The book is divided into four sections: Prison, Escape, Freedom, and Healing. The last two
sections describe how Dr. Eger eventually stops running from her past and embraces it. She
is given a copy of “Man’s Search for Meaning” by Victor Frankl in her undergraduate
studies and through him, she eventually finds the permission and the words to speak her
truth. Frankl became a mentor and friend to Dr. Eger until he died in 1997.

What sets Dr. Eger’s book apart from other Holocaust memoirs is best summed up in the
forward, written by her colleague and friend Philip Zimbardo, PhD.
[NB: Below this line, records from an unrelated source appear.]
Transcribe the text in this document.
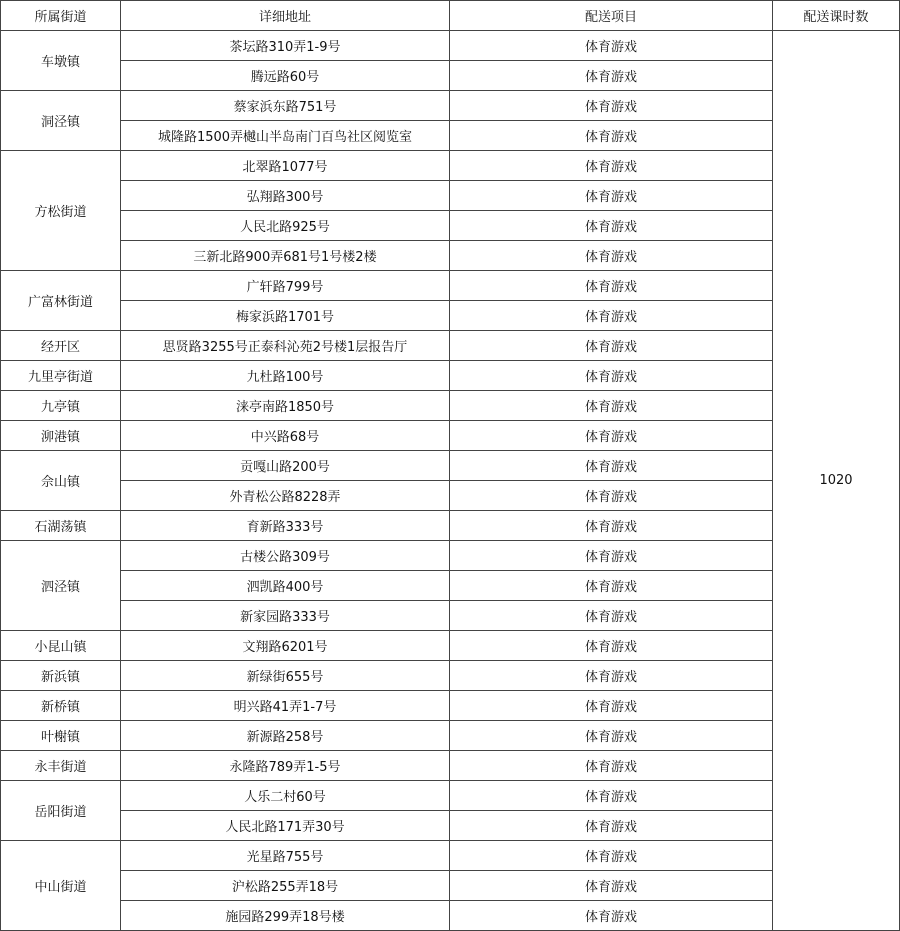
所属街道	详细地址	配送项目	配送课时数
车墩镇	茶坛路310弄1-9号	体育游戏	1020
	腾远路60号	体育游戏	
洞泾镇	蔡家浜东路751号	体育游戏	
	城隆路1500弄樾山半岛南门百鸟社区阅览室	体育游戏	
方松街道	北翠路1077号	体育游戏	
	弘翔路300号	体育游戏	
	人民北路925号	体育游戏	
	三新北路900弄681号1号楼2楼	体育游戏	
广富林街道	广轩路799号	体育游戏	
	梅家浜路1701号	体育游戏	
经开区	思贤路3255号正泰科沁苑2号楼1层报告厅	体育游戏	
九里亭街道	九杜路100号	体育游戏	
九亭镇	涞亭南路1850号	体育游戏	
泖港镇	中兴路68号	体育游戏	
佘山镇	贡嘎山路200号	体育游戏	
	外青松公路8228弄	体育游戏	
石湖荡镇	育新路333号	体育游戏	
泗泾镇	古楼公路309号	体育游戏	
	泗凯路400号	体育游戏	
	新家园路333号	体育游戏	
小昆山镇	文翔路6201号	体育游戏	
新浜镇	新绿街655号	体育游戏	
新桥镇	明兴路41弄1-7号	体育游戏	
叶榭镇	新源路258号	体育游戏	
永丰街道	永隆路789弄1-5号	体育游戏	
岳阳街道	人乐二村60号	体育游戏	
	人民北路171弄30号	体育游戏	
中山街道	光星路755号	体育游戏	
	沪松路255弄18号	体育游戏	
	施园路299弄18号楼	体育游戏	
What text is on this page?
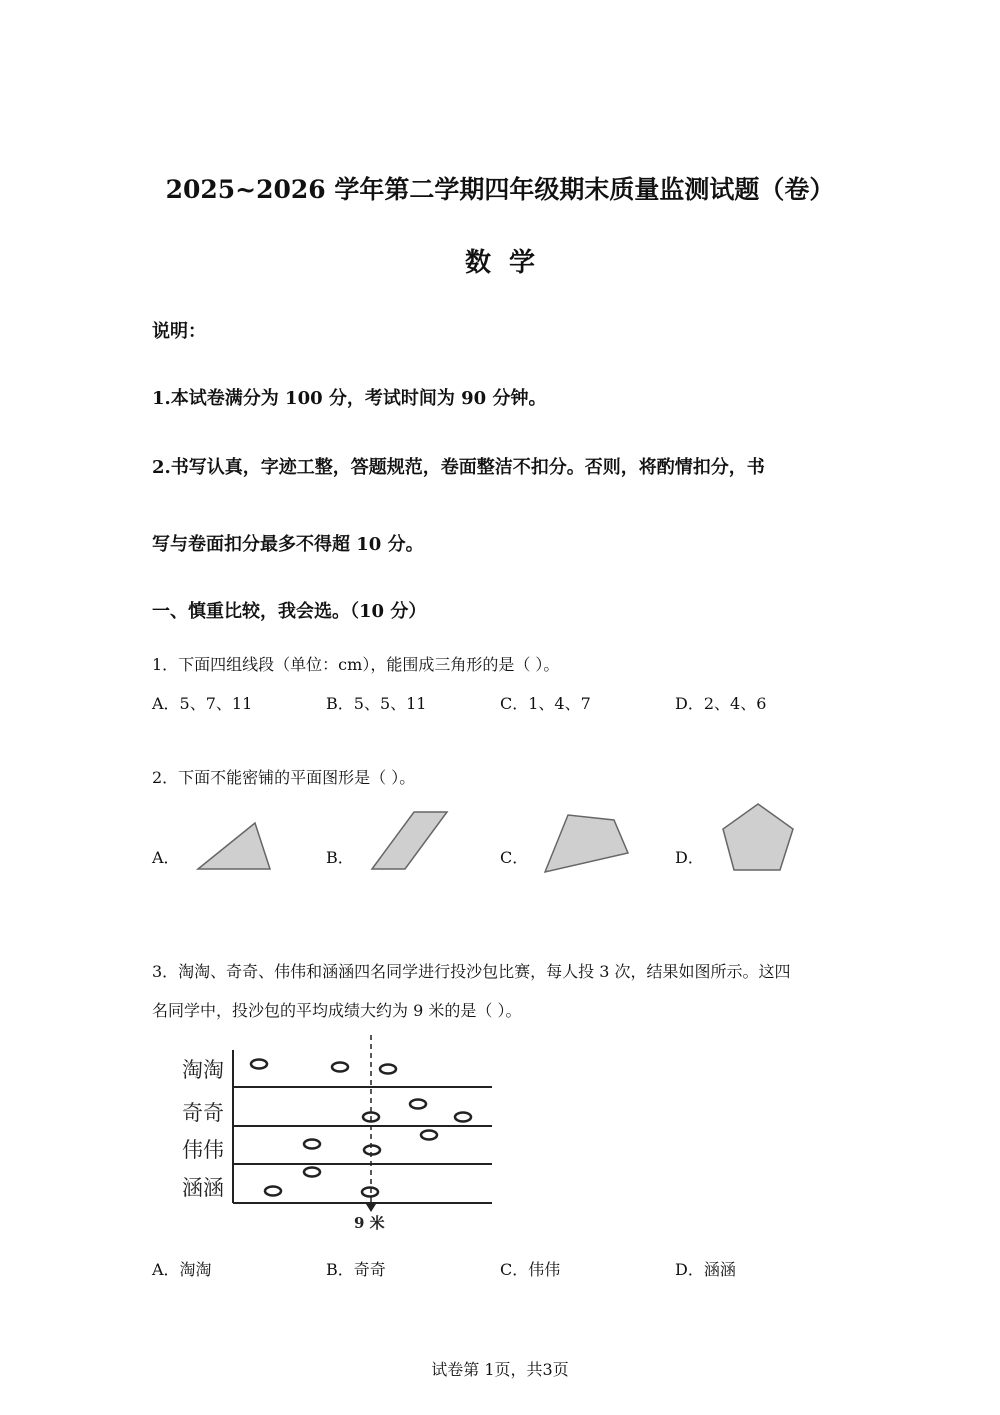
2025~2026 学年第二学期四年级期末质量监测试题（卷）
数学
说明：
1.本试卷满分为 100 分，考试时间为 90 分钟。
2.书写认真，字迹工整，答题规范，卷面整洁不扣分。否则，将酌情扣分，书
写与卷面扣分最多不得超 10 分。
一、慎重比较，我会选。（10 分）
1．下面四组线段（单位：cm），能围成三角形的是（ ）。
A．5、7、11	B．5、5、11	C．1、4、7	D．2、4、6
2．下面不能密铺的平面图形是（ ）。
A．	B．	C．	D．
3．淘淘、奇奇、伟伟和涵涵四名同学进行投沙包比赛，每人投 3 次，结果如图所示。这四
名同学中，投沙包的平均成绩大约为 9 米的是（ ）。
9 米
淘淘
奇奇
伟伟
涵涵
A．淘淘	B．奇奇	C．伟伟	D．涵涵
试卷第 1页，共3页
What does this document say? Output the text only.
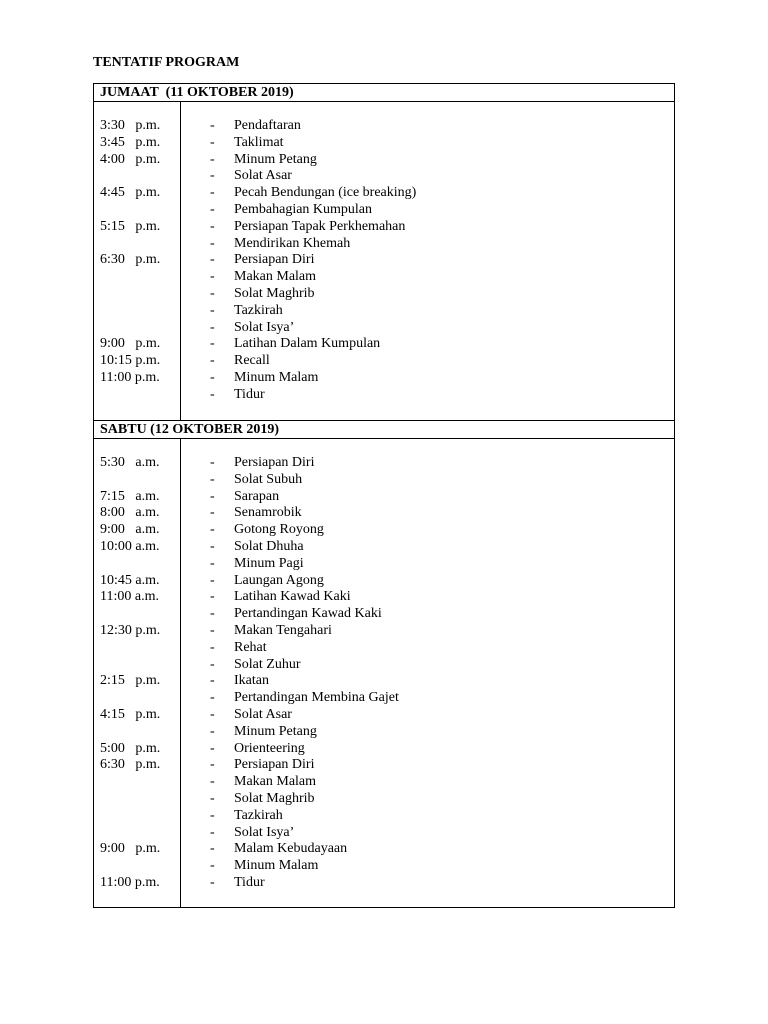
TENTATIF PROGRAM
JUMAAT  (11 OKTOBER 2019)
3:30   p.m.	- Pendaftaran
3:45   p.m.	- Taklimat
4:00   p.m.	- Minum Petang
- Solat Asar
4:45   p.m.	- Pecah Bendungan (ice breaking)
- Pembahagian Kumpulan
5:15   p.m.	- Persiapan Tapak Perkhemahan
- Mendirikan Khemah
6:30   p.m.	- Persiapan Diri
- Makan Malam
- Solat Maghrib
- Tazkirah
- Solat Isya’
9:00   p.m.	- Latihan Dalam Kumpulan
10:15 p.m.	- Recall
11:00 p.m.	- Minum Malam
- Tidur
SABTU (12 OKTOBER 2019)
5:30   a.m.	- Persiapan Diri
- Solat Subuh
7:15   a.m.	- Sarapan
8:00   a.m.	- Senamrobik
9:00   a.m.	- Gotong Royong
10:00 a.m.	- Solat Dhuha
- Minum Pagi
10:45 a.m.	- Laungan Agong
11:00 a.m.	- Latihan Kawad Kaki
- Pertandingan Kawad Kaki
12:30 p.m.	- Makan Tengahari
- Rehat
- Solat Zuhur
2:15   p.m.	- Ikatan
- Pertandingan Membina Gajet
4:15   p.m.	- Solat Asar
- Minum Petang
5:00   p.m.	- Orienteering
6:30   p.m.	- Persiapan Diri
- Makan Malam
- Solat Maghrib
- Tazkirah
- Solat Isya’
9:00   p.m.	- Malam Kebudayaan
- Minum Malam
11:00 p.m.	- Tidur
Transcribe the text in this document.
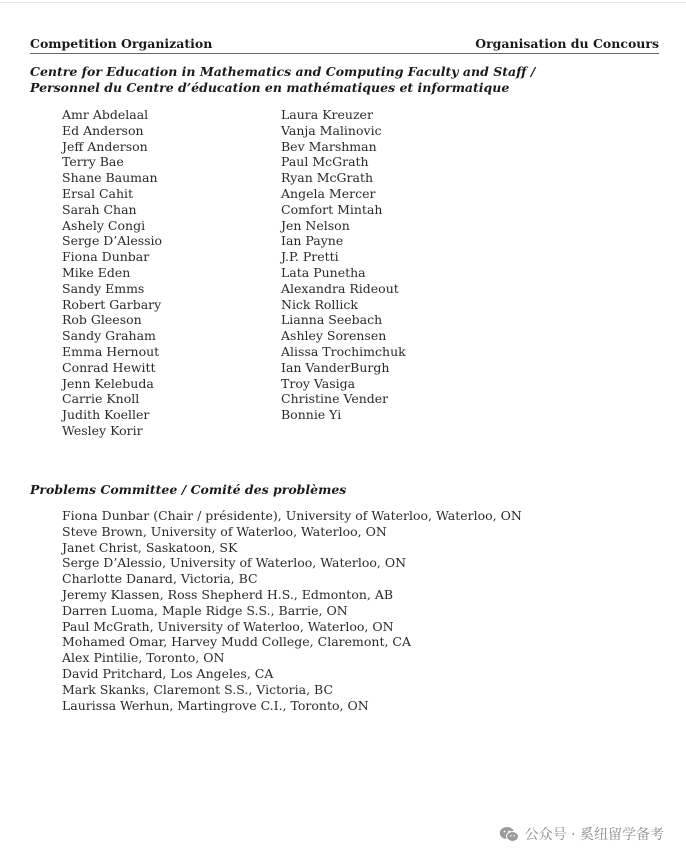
Competition Organization	Organisation du Concours
Centre for Education in Mathematics and Computing Faculty and Staff /
Personnel du Centre d’éducation en mathématiques et informatique
Amr Abdelaal
Ed Anderson
Jeff Anderson
Terry Bae
Shane Bauman
Ersal Cahit
Sarah Chan
Ashely Congi
Serge D’Alessio
Fiona Dunbar
Mike Eden
Sandy Emms
Robert Garbary
Rob Gleeson
Sandy Graham
Emma Hernout
Conrad Hewitt
Jenn Kelebuda
Carrie Knoll
Judith Koeller
Wesley Korir
Laura Kreuzer
Vanja Malinovic
Bev Marshman
Paul McGrath
Ryan McGrath
Angela Mercer
Comfort Mintah
Jen Nelson
Ian Payne
J.P. Pretti
Lata Punetha
Alexandra Rideout
Nick Rollick
Lianna Seebach
Ashley Sorensen
Alissa Trochimchuk
Ian VanderBurgh
Troy Vasiga
Christine Vender
Bonnie Yi
Problems Committee / Comité des problèmes
Fiona Dunbar (Chair / présidente), University of Waterloo, Waterloo, ON
Steve Brown, University of Waterloo, Waterloo, ON
Janet Christ, Saskatoon, SK
Serge D’Alessio, University of Waterloo, Waterloo, ON
Charlotte Danard, Victoria, BC
Jeremy Klassen, Ross Shepherd H.S., Edmonton, AB
Darren Luoma, Maple Ridge S.S., Barrie, ON
Paul McGrath, University of Waterloo, Waterloo, ON
Mohamed Omar, Harvey Mudd College, Claremont, CA
Alex Pintilie, Toronto, ON
David Pritchard, Los Angeles, CA
Mark Skanks, Claremont S.S., Victoria, BC
Laurissa Werhun, Martingrove C.I., Toronto, ON
公众号 · 奚纽留学备考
“…Her book is so much more than another Shoah memoir, as important as such
stories are for remembering the past. Her goal is nothing less than to help each
of us to escape the prisons of our own minds….it is Edie’s mission to help us
realize that just as we can act as our own jailers, we can also be our own
liberators.”
Dr. Eger becomes a psychologist and begins to practice, finding pieces of her own trauma
in her patients. To the spouses in crisis, to the girl with eating disorders, to the Vietnam
veteran with PTSD. And as she gives them permission to heal, she gives permission to
herself as well.

In the final section of the book, Dr. Eger delivers an address in Berghopf, Hitler’s private
palace. She tells the crowd:

“Every beating, bombing, and selection line, every death, every column of
smoke pushing skyward, every moment of terror when I thought it was the
end–these live on in me, in my memories and my nightmares…The past isn’t
gone…it lives on in me. But so does the perspective it has afforded me: that I
lived to see liberation because I kept hope alive in my heart. That I lived to see
freedom because I learned to forgive.”

As Dr. Eger writes, “Maybe to heal isn’t to erase the scar, or even to make the scar. To heal
is to cherish the wound.” This book is singular because of how Dr. Eger doesn’t once
diminish the experiences of those who haven’t suffered as she suffered. She finds the
commonality in all our pain, and gives people tools to own their part in their healing.

Thirty-Five years after the war ended Edie returned to Auschwitz and was finally able to
fully heal and forgive the one person she’d been unable to forgive for years. Not Hitler. Not
Josef Mengele. Herself.

She is 96 now and still treats her patients with the help of her children and grandchildren.